Consulting firm settles H-1B discrimination case
iGate case is tip of visa-abuse iceberg, lobbyist claims
Rick Merritt
EE Times
05/02/2008
SAN JOSE, Calif. The U.S. government fined a consulting firm $45,000 for placing online job ads for computer programmers that said only H-1B visa holders should apply. The case is just the tip of an iceberg of H-1B abuses, according to a lobbying group that filed the original complaint.
The Department of Justice said iGate Mastech Inc. (Pittsburgh) placed 30 online job ads in May and June 2006 asking for only H-1B visa holders. The case is one of 215 the DoJ has handled involving preference for H-1B workers over U.S. citizens since the year 2000.
One of the iGate ads was for a Java programmer in the Midwest. It stated “Only H-1s Apply, and should be willing to transfer H-1B.”
According to government figures from 2007 iGate Mastech employed 14 H1-B visa holders in 2007. It was one of nearly 30,000 companies employing a total of 126,219 H1-Bs last year.

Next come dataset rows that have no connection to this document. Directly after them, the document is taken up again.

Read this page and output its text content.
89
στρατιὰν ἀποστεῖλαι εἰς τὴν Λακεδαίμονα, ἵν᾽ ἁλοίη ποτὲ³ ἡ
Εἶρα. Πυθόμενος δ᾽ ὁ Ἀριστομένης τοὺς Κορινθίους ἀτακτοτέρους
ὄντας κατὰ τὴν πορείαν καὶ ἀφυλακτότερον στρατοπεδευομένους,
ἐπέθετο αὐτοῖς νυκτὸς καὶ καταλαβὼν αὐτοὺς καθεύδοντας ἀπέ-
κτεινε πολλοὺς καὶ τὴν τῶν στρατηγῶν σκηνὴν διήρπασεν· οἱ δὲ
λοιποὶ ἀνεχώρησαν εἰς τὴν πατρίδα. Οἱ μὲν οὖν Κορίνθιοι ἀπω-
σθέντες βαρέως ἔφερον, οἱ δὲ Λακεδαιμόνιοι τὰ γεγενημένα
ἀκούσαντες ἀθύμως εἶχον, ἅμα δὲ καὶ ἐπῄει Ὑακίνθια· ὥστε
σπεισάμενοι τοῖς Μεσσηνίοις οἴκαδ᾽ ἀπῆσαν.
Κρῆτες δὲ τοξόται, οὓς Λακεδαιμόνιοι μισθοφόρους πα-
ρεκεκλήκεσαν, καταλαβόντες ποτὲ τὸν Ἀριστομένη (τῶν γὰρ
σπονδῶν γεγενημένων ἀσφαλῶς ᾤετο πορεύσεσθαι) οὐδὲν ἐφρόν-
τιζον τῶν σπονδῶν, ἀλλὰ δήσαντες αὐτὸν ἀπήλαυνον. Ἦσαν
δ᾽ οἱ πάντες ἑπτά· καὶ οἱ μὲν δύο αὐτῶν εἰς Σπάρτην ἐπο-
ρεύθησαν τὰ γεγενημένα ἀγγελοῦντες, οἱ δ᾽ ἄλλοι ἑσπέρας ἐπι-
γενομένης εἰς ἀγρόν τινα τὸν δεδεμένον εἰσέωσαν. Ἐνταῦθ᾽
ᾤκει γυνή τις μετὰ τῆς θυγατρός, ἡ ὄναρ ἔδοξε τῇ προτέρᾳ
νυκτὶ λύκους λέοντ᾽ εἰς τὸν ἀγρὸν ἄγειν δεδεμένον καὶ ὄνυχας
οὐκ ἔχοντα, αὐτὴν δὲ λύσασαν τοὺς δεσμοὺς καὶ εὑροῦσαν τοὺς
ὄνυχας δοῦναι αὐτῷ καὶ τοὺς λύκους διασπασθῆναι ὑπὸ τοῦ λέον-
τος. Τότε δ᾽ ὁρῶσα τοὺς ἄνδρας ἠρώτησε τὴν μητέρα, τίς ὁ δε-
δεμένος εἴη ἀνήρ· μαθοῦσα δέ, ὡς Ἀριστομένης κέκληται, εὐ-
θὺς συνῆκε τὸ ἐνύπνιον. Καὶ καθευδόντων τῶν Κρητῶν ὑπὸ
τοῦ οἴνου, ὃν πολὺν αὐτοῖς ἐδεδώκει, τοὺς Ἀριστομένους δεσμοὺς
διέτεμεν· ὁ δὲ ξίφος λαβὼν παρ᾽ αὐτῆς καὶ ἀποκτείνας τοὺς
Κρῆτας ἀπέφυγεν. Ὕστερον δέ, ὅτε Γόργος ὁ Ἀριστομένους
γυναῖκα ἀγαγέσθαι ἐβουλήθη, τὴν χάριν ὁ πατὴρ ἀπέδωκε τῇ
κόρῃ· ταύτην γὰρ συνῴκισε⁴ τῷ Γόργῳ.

Three India outsourcing companies ranked as the top three firms employing H1-B visa holders in 2007. Those companies were Infosys Technologies which employed 4,559 H1-Bs, Wirpo Ltd. (2,567) and Satyam Computer Services Ltd. (1,396).
“We are pleased to have reached the settlement with iGate, and look forward to continuing to work with the business community to educate the public about the protections and obligations under the anti-discrimination provisions of the Immigration and Nationality Act,” said Grace Chung Becker, acting assistant attorney general for the Justice Department's civil rights division, in a press statement issued May 1.
The settlement also requires iGate to train its recruitment personnel and to post a non-discrimination statement on its Web site. Calls to iGate were not returned by press time.
According to Ed Perkins, chair of an IEEE-USA committee on workplace policies, “this case illustrates the need for Congress to act against such egregious misuses of the H-1B visa program, by passing legislation such as Senators Durbin and Grassley's H-1B and L-1 Visa Fraud and Abuse Prevention Act.”
The Programmers Guild, a lobbying group for software developers, claims it has tracked as many as 5,000 such online ads from 1,000 companies. The iGate compliant was one of 300 the group has drafted, about 100 of which it has actually filed with the DoJ, said John Miano, a software consultant who founded the group and serves as its treasurer.
“We're just dealing with cases where people actually have posted blatant ads like this, not necessarily all the cases of people who abuse H-1B visas,” said Miano who earned a law degree and actively investigates such cases on behalf of the Guild.
Miano claims the majority of H-1B visa holders in the computer field come from what he called “body shops” that obtain H-1B visas for technical workers for a fee and then rent out their services once they are in U.S. Many wind up working in the computer departments of large end-user firms such as Wall Street brokers or insurance companies, he added. The workers are typically paid about 20 percent less than their local counterparts, he claimed.
“For the last few years the U.S. has imported more H-1B than it has grown new engineering jobs,” said Miano. “This program is out of control,” he said.
The H-1B program has lived in a swirl of controversy.
Big high tech companies and industry groups want to expand the program and other immigration initiatives because they say they can't find enough technical talent. The U.S. education system is not graduating enough students with the technical skills they need, they add.
Others claim the U.S. needs to clamp down on such programs which they claim companies use to hire lower cost workers. They claim the U.S. has an adequate supply of technology specialists.
Last fall, the IEEE-USA and the Semiconductor Industry Association jointly lobbied Congress to create a new foreign student visa category. It would allow science and technology specialists with a bachelor's or higher to get permanent residency status and a green card on an expedited basis.
The group's claimed 51 percent of master's and 71 percent of Ph.D. graduates in electrical and electronic engineering from U.S. universities today are foreign nationals. These graduates often wait five to ten years to get a green card, they said.
The Programmers Guild opposed the plan in a separate letter to Congress.
“Once obtaining a BS degree becomes a path to U.S. citizenship, U.S. universities and subsequently the U.S. tech professions will be overrun by foreign-born workers seeking any means to enter the US to escape the low living standards that pervade most of the world,” the group said in a letter to Congress. “This deluge will continue regardless of whether a labor shortage exists in the United States,” the group added.
Norman Matloff, who helps run the Center for Immigration Studies and is a vocal opponent of the H-1B program, published a study this month concluding that H1-B visa holders do not hold exceptional technology skills compared to U.S. citizens.
“Most foreign tech workers, particularly those from Asia, are in fact not 'the best and the brightest,'” wrote Matloff, who is also a professor of computer science at the University of California, Davis. “This is true both overall and in the key tech occupations, and most importantly, in the firms most stridently demanding that Congress admit more foreign workers.
“Expansion of the guest worker programs–both H-1B visas and green cards–is unwarranted,” he concluded.